The LOH retreat positively saturated me last weekend—mind, body, and soul.  I had Hippie Zealot Conference High, for sure.  And as so often happens, synthesizing learnings and insights proved challenging off the mountain and in real life, especially with only four intense days of re-entry before leaving again for spring break.  But now I have time and space—physical and mental—to process, hallelujah!

It never ceases to amaze me, the cosmic collision of ideas and insights that simultaneously shape my personal and professional development.  It’s like I feel the universe’s Michelangelo, Van Gogh, and Einstein hands sculpting and unifying my consciousness at all levels—it’s awesome!!

Weeks prior to LOH, my own coach Christine and my coach friend Donna each independently introduced me to the work of Jennifer Garvey Berger, expert in adult development and leadership coaching.  She incorporates ideas of complexity and systems, central tenets of LOH training, in her philosophy.  I started listening to her book, Changing on the Job, the week before LOH started.  My friends came to Berger’s work separately (they don’t know each other, which I intend to remedy soon), and the temporal overlap of their new learning with my own makes my heart leap—my friendships are, without question, divinely inspired.  The central learning for me so far is recognition of my current and aspirational states of development as a person in all aspects of life.  I look forward to acquiring and practicing more skills for growth—it is a lifelong process!

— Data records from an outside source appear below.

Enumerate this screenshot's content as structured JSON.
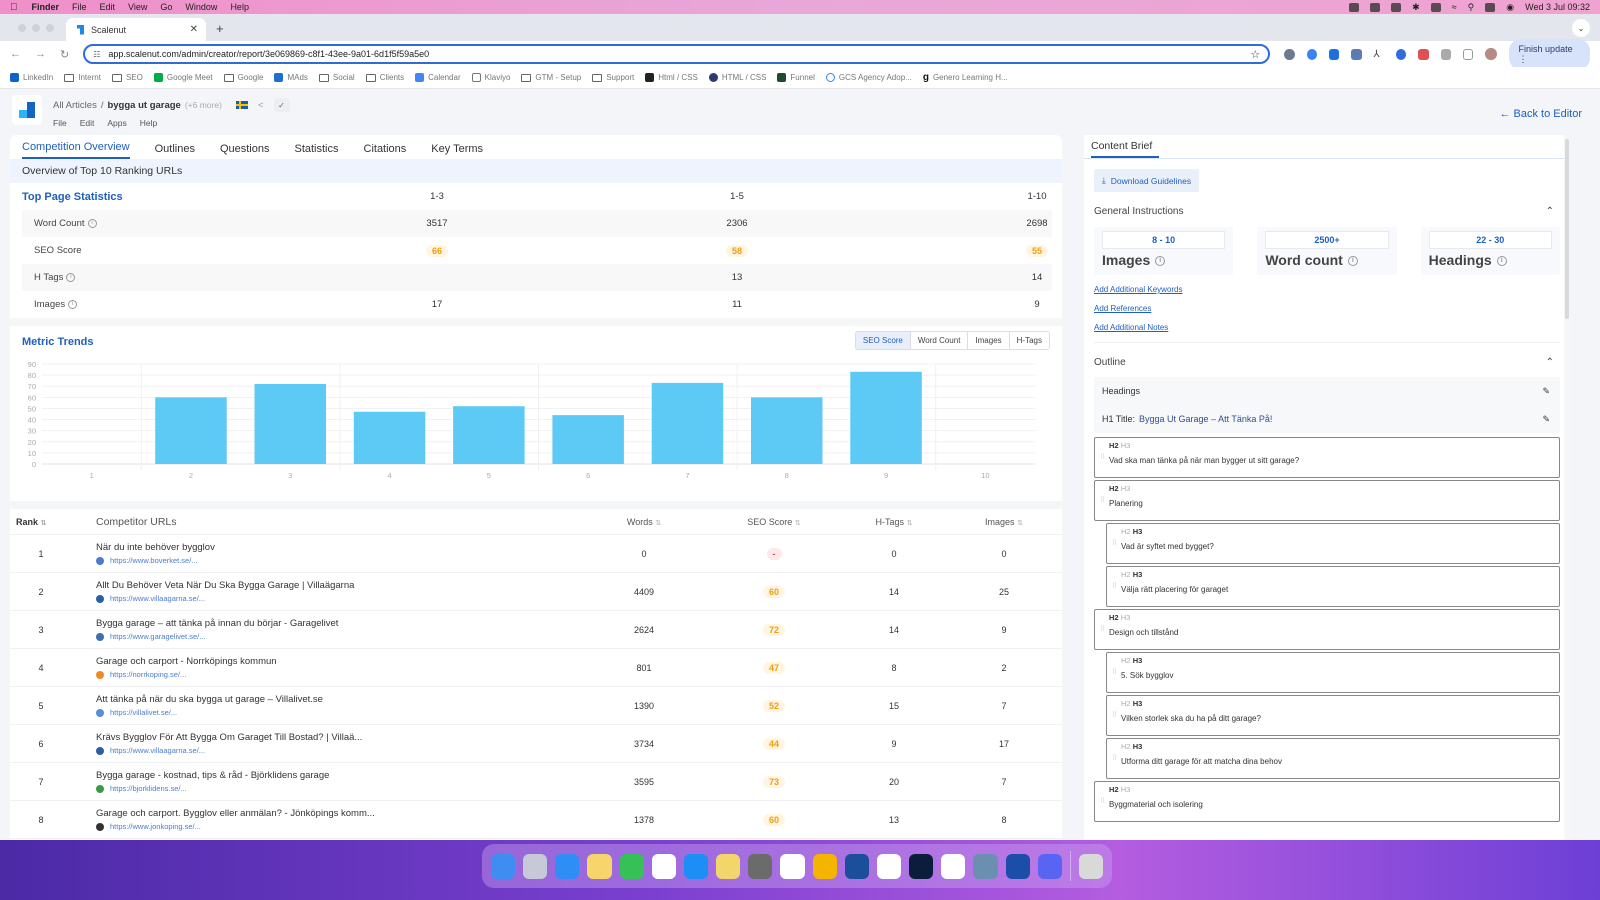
{
  "menubar": {
    "app": "Finder",
    "items": [
      "File",
      "Edit",
      "View",
      "Go",
      "Window",
      "Help"
    ],
    "clock": "Wed 3 Jul  09:32"
  },
  "browser": {
    "tab_title": "Scalenut",
    "url": "app.scalenut.com/admin/creator/report/3e069869-c8f1-43ee-9a01-6d1f5f59a5e0",
    "finish_update": "Finish update",
    "extension_badge": "1",
    "bookmarks": [
      {
        "label": "LinkedIn",
        "icon": "linkedin-icon"
      },
      {
        "label": "Internt",
        "icon": "folder-icon"
      },
      {
        "label": "SEO",
        "icon": "folder-icon"
      },
      {
        "label": "Google Meet",
        "icon": "google-meet-icon"
      },
      {
        "label": "Google",
        "icon": "folder-icon"
      },
      {
        "label": "MAds",
        "icon": "mads-icon"
      },
      {
        "label": "Social",
        "icon": "folder-icon"
      },
      {
        "label": "Clients",
        "icon": "folder-icon"
      },
      {
        "label": "Calendar",
        "icon": "calendar-icon"
      },
      {
        "label": "Klaviyo",
        "icon": "klaviyo-icon"
      },
      {
        "label": "GTM - Setup",
        "icon": "folder-icon"
      },
      {
        "label": "Support",
        "icon": "folder-icon"
      },
      {
        "label": "Html / CSS",
        "icon": "html-icon"
      },
      {
        "label": "HTML / CSS",
        "icon": "html-icon"
      },
      {
        "label": "Funnel",
        "icon": "funnel-icon"
      },
      {
        "label": "GCS Agency Adop...",
        "icon": "gcs-icon"
      },
      {
        "label": "Genero Learning H...",
        "icon": "genero-icon"
      }
    ]
  },
  "app": {
    "breadcrumb": {
      "root": "All Articles",
      "separator": "/",
      "current": "bygga ut garage",
      "more": "(+6 more)"
    },
    "menu": [
      "File",
      "Edit",
      "Apps",
      "Help"
    ],
    "back_to_editor": "← Back to Editor",
    "tabs": [
      "Competition Overview",
      "Outlines",
      "Questions",
      "Statistics",
      "Citations",
      "Key Terms"
    ],
    "active_tab": "Competition Overview",
    "overview_title": "Overview of Top 10 Ranking URLs",
    "top_stats": {
      "title": "Top Page Statistics",
      "columns": [
        "1-3",
        "1-5",
        "1-10"
      ],
      "rows": [
        {
          "label": "Word Count",
          "info": true,
          "values": [
            "3517",
            "2306",
            "2698"
          ]
        },
        {
          "label": "SEO Score",
          "info": false,
          "values": [
            "66",
            "58",
            "55"
          ],
          "pill": true
        },
        {
          "label": "H Tags",
          "info": true,
          "values": [
            "",
            "13",
            "14"
          ]
        },
        {
          "label": "Images",
          "info": true,
          "values": [
            "17",
            "11",
            "9"
          ]
        }
      ]
    },
    "metric_trends": {
      "title": "Metric Trends",
      "buttons": [
        "SEO Score",
        "Word Count",
        "Images",
        "H-Tags"
      ],
      "active": "SEO Score"
    },
    "competitors": {
      "headers": {
        "rank": "Rank",
        "urls": "Competitor URLs",
        "words": "Words",
        "seo": "SEO Score",
        "htags": "H-Tags",
        "images": "Images"
      },
      "rows": [
        {
          "rank": "1",
          "title": "När du inte behöver bygglov",
          "url": "https://www.boverket.se/...",
          "fav_color": "#4a7cd1",
          "words": "0",
          "seo": "-",
          "htags": "0",
          "images": "0"
        },
        {
          "rank": "2",
          "title": "Allt Du Behöver Veta När Du Ska Bygga Garage | Villaägarna",
          "url": "https://www.villaagarna.se/...",
          "fav_color": "#2c5ea8",
          "words": "4409",
          "seo": "60",
          "htags": "14",
          "images": "25"
        },
        {
          "rank": "3",
          "title": "Bygga garage – att tänka på innan du börjar - Garagelivet",
          "url": "https://www.garagelivet.se/...",
          "fav_color": "#3a6fb0",
          "words": "2624",
          "seo": "72",
          "htags": "14",
          "images": "9"
        },
        {
          "rank": "4",
          "title": "Garage och carport - Norrköpings kommun",
          "url": "https://norrkoping.se/...",
          "fav_color": "#f08a24",
          "words": "801",
          "seo": "47",
          "htags": "8",
          "images": "2"
        },
        {
          "rank": "5",
          "title": "Att tänka på när du ska bygga ut garage – Villalivet.se",
          "url": "https://villalivet.se/...",
          "fav_color": "#5b8bd8",
          "words": "1390",
          "seo": "52",
          "htags": "15",
          "images": "7"
        },
        {
          "rank": "6",
          "title": "Krävs Bygglov För Att Bygga Om Garaget Till Bostad? | Villaä...",
          "url": "https://www.villaagarna.se/...",
          "fav_color": "#2c5ea8",
          "words": "3734",
          "seo": "44",
          "htags": "9",
          "images": "17"
        },
        {
          "rank": "7",
          "title": "Bygga garage - kostnad, tips & råd - Björklidens garage",
          "url": "https://bjorklidens.se/...",
          "fav_color": "#3a9a4a",
          "words": "3595",
          "seo": "73",
          "htags": "20",
          "images": "7"
        },
        {
          "rank": "8",
          "title": "Garage och carport. Bygglov eller anmälan? - Jönköpings komm...",
          "url": "https://www.jonkoping.se/...",
          "fav_color": "#333333",
          "words": "1378",
          "seo": "60",
          "htags": "13",
          "images": "8"
        }
      ]
    },
    "content_brief": {
      "tab": "Content Brief",
      "download": "Download Guidelines",
      "general_instructions": "General Instructions",
      "cards": [
        {
          "range": "8 - 10",
          "name": "Images"
        },
        {
          "range": "2500+",
          "name": "Word count"
        },
        {
          "range": "22 - 30",
          "name": "Headings"
        }
      ],
      "links": [
        "Add Additional Keywords",
        "Add References",
        "Add Additional Notes"
      ],
      "outline": "Outline",
      "headings_label": "Headings",
      "h1_label": "H1 Title:",
      "h1_value": "Bygga Ut Garage – Att Tänka På!",
      "level_h2": "H2",
      "level_h3": "H3",
      "headings": [
        {
          "level": "H2",
          "text": "Vad ska man tänka på när man bygger ut sitt garage?"
        },
        {
          "level": "H2",
          "text": "Planering"
        },
        {
          "level": "H3",
          "text": "Vad är syftet med bygget?"
        },
        {
          "level": "H3",
          "text": "Välja rätt placering för garaget"
        },
        {
          "level": "H2",
          "text": "Design och tillstånd"
        },
        {
          "level": "H3",
          "text": "5. Sök bygglov"
        },
        {
          "level": "H3",
          "text": "Vilken storlek ska du ha på ditt garage?"
        },
        {
          "level": "H3",
          "text": "Utforma ditt garage för att matcha dina behov"
        },
        {
          "level": "H2",
          "text": "Byggmaterial och isolering"
        }
      ]
    }
  },
  "dock": [
    "Finder",
    "Launchpad",
    "Safari",
    "Notes",
    "Numbers",
    "Calendar",
    "App Store",
    "Stickies",
    "System Settings",
    "Chrome",
    "Google Ads",
    "Azure",
    "Slack",
    "Photoshop",
    "Teams",
    "Preview",
    "1Password",
    "Discord",
    "Trash"
  ],
  "colors": {
    "accent": "#1f5fbf",
    "bar": "#5ccaf5",
    "score": "#f29d0f"
  },
  "chart_data": {
    "type": "bar",
    "title": "Metric Trends",
    "metric": "SEO Score",
    "categories": [
      "1",
      "2",
      "3",
      "4",
      "5",
      "6",
      "7",
      "8",
      "9",
      "10"
    ],
    "values": [
      0,
      60,
      72,
      47,
      52,
      44,
      73,
      60,
      83,
      0
    ],
    "xlabel": "",
    "ylabel": "",
    "ylim": [
      0,
      90
    ],
    "yticks": [
      0,
      10,
      20,
      30,
      40,
      50,
      60,
      70,
      80,
      90
    ],
    "grid": true
  }
}
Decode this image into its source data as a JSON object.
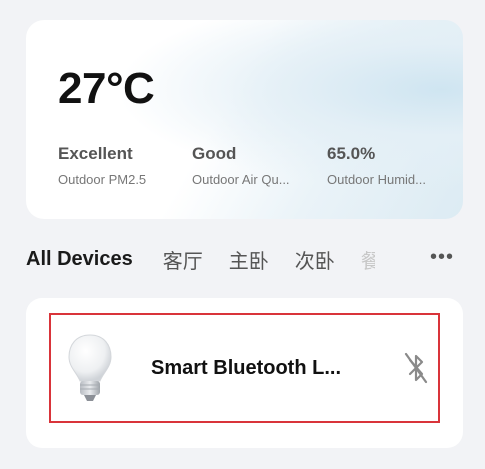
{
  "weather": {
    "temperature": "27°C",
    "metrics": [
      {
        "value": "Excellent",
        "label": "Outdoor PM2.5"
      },
      {
        "value": "Good",
        "label": "Outdoor Air Qu..."
      },
      {
        "value": "65.0%",
        "label": "Outdoor Humid..."
      }
    ]
  },
  "tabs": {
    "items": [
      "All Devices",
      "客厅",
      "主卧",
      "次卧",
      "餐"
    ],
    "more": "•••"
  },
  "device": {
    "name": "Smart  Bluetooth L...",
    "icon": "bulb-icon",
    "status_icon": "bluetooth-off-icon"
  }
}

Two weeks ago, while searching links for my Thank You post to Ben Zander, I came across Rosamund Stone Zander’s book, Pathways to Possibility, the follow up to their co-authored book, The Art of Possibility, still my favorite book of all time.  I started PtP days before LOH; the synergism of ideas almost overwhelmed me.  I finished it last week and holy cow, this is advanced practice personal development.  The stories we tell, the ones that rule our relationships and lives, can be so deeply entrenched that even when we recognize their dysfunction, revising them feels almost impossible.  In my personal life, I recognize intellectually that I hold onto some seriously destructive stories—ones that cause chronic and palpable suffering not just for me but those closest to me.  I lose circulation in my figurative hands, my emotional grip on these stories is so tight, and I still refuse to let go of them.  It is positively frustrating and fascinating.  I know this stubborn intransigence has untoward effects on my leadership capacity and style at work, however indirectly, because I firmly believe that ‘how we do anything is how we do everything.’  It just kills me—like a padlocked steel door in the long hallway of self-awareness, behind which live insight and psychological freedom—I know I have the key somewhere, I just can’t find it yet.  I will return repeatedly to integrate the practices in this book, like I do to AoP.  And, I get better every year at holding myself with a little more compassion.  We’re all here doing our best; I am no exception.  Nobody is better supported in this work of self-discovery than I.  So I journey on mostly joyfully, surrounded by fellow wayfinders, working on ourselves for the benefit of us all.  Onward!

Spring break writing

I started this post with at least two other ideas to write about, but I’ll hold off.  I have four more days here in the mountains.  More time and space to think on, manipulate, and start to apprehend all of these ideas and learnings of late.  My thank you cards, washi tape, journal, and laptop are spread out over the coffee table.  My favorite movies play on DVD and cable as pleasant and entertaining background ambiance.  What a gift and a blessing are time and space.  May I savor these days with deep and sustaining gratitude.